Akamas Peninsula: The day after

Άκαμας © Silvio A. Rusmigo

In early 2021, the Planning Council presented what was a truly bad Local Plan, proposing changes to the planning zones in Akamas. This was a Local Plan with a number of provisions that would have significant negative impact on the area’s biodiversity, particularly on birds such as the Bonelli’s Eagle, the Peregrine Falcon and the Roller.

Disaster averted

The Environment Department’s final assessment, published in late August 2022, ensures that most of the Local Plan’s problematic provisions are removed or restricted. Among others, there will be no isolated housing in Akamas, the ‘visitable farmsteads’, which were a ‘Trojan Horse’ for scattered development, are sufficiently restricted, the large-scale resort-type ‘specialized developments’ randomly placed in the countryside are largely removed from the Plan and there will be no expansion of the ‘open wound’ in Androlikou with a new quarry zone close to the gorges. The Environment Department’s Opinion also includes very useful proposals for the provision of incentives to land owners in Akamas.

Back to ‘square one’

The worst has been prevented and disaster averted, provided that is, that the Planning Council implements all of the Environment Department’s conditions to the letter. This was a battle that had to be fought and a victory that had to be won for the protection of the area’s biodiversity, and a ‘win’ that could not be taken for granted. However, too much time was exhausted by competent authorities, environmental organizations, the communities and other stakeholders in dealing with the Planning Council’s bad proposals, only to return back to ‘square one’. It is ‘square one’ because we are still no closer to securing the sustainable log-term management of Akamas. To achieve this we need three things to go hand-in-hand: Protection – Management – Local Prosperity, and we still lag behind in at least the last two.

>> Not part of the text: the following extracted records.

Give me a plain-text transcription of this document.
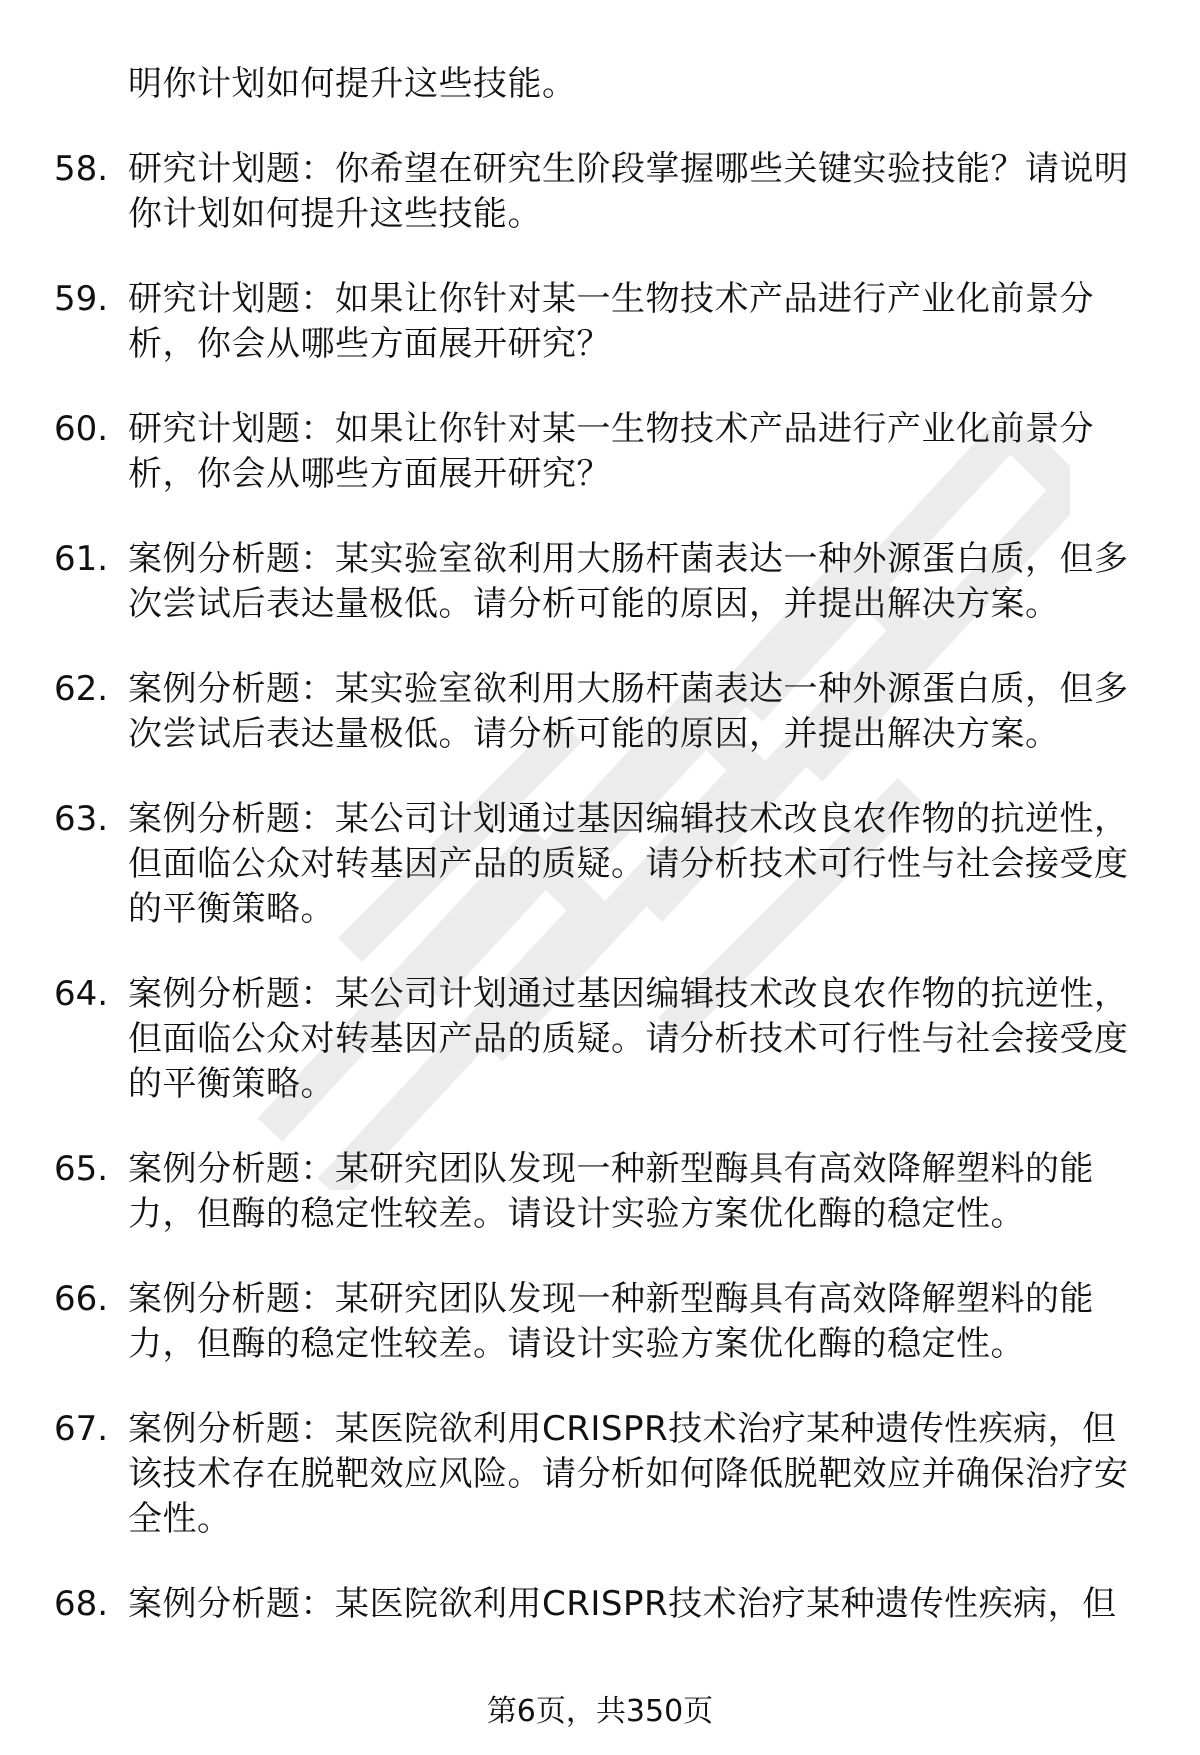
明你计划如何提升这些技能。
58. 研究计划题：你希望在研究生阶段掌握哪些关键实验技能？请说明你计划如何提升这些技能。
59. 研究计划题：如果让你针对某一生物技术产品进行产业化前景分析，你会从哪些方面展开研究？
60. 研究计划题：如果让你针对某一生物技术产品进行产业化前景分析，你会从哪些方面展开研究？
61. 案例分析题：某实验室欲利用大肠杆菌表达一种外源蛋白质，但多次尝试后表达量极低。请分析可能的原因，并提出解决方案。
62. 案例分析题：某实验室欲利用大肠杆菌表达一种外源蛋白质，但多次尝试后表达量极低。请分析可能的原因，并提出解决方案。
63. 案例分析题：某公司计划通过基因编辑技术改良农作物的抗逆性，但面临公众对转基因产品的质疑。请分析技术可行性与社会接受度的平衡策略。
64. 案例分析题：某公司计划通过基因编辑技术改良农作物的抗逆性，但面临公众对转基因产品的质疑。请分析技术可行性与社会接受度的平衡策略。
65. 案例分析题：某研究团队发现一种新型酶具有高效降解塑料的能力，但酶的稳定性较差。请设计实验方案优化酶的稳定性。
66. 案例分析题：某研究团队发现一种新型酶具有高效降解塑料的能力，但酶的稳定性较差。请设计实验方案优化酶的稳定性。
67. 案例分析题：某医院欲利用CRISPR技术治疗某种遗传性疾病，但该技术存在脱靶效应风险。请分析如何降低脱靶效应并确保治疗安全性。
68. 案例分析题：某医院欲利用CRISPR技术治疗某种遗传性疾病，但
第6页，共350页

Management of the entire Peninsula

If there is one conclusion that can be clearly drawn from this entire process, it is that Akamas is obviously not just the state-owned land and that the rest of the peninsula cannot be ignored. As it stands, the management of Akamas is mainly focused on the National Forest Park, which is the state-owned part of the area. We want to see the Management Plans for the two Akamas Peninsula Natura 2000 sites implemented, as it is required for the needs of the species for which Akamas is protected. But we also want to see the State go one step further and face the remaining challenges, such as finding solutions to the perennial conflict between protection and development that is affecting the site.

Support for the local communities

In terms of local prosperity, there is no plan that can be successful if it doesn’t have the support of the local communities, which must be given the opportunity to see the real benefits of protecting nature. Our vision is for the entire peninsula to be protected in a sustainable way while promoting the real and long-term prosperity of the local communities by preserving the area’s competitive advantage, which is its natural landscape, as the main attraction for tourism.

The necessary will and resources are required for this to be achieved, so that the communities become the real starting point for the visitor to Akamas. Our vision is for the visitor to have the communities as their base for their stay in Akamas, and to get all the necessary provisions for their excursions from the communities and return there in the evening for their overnight stay. The information about the visitor’s options at the site to be provided at the communities, whether their interests are in sports, enjoying nature or cultural heritage. Special services such as tour-guiding that provides authentic experiences to be available at the communities as well as traditional products, relevant workshops and other culinary experiences.

So much can be done in an area such as Akamas. Such models, that promote long-term prosperity through nature conservation with enormous benefits for the regions and local inhabitants, who gain a real stake in nature protection, are successful in so many other places in the world. Why not in Cyprus?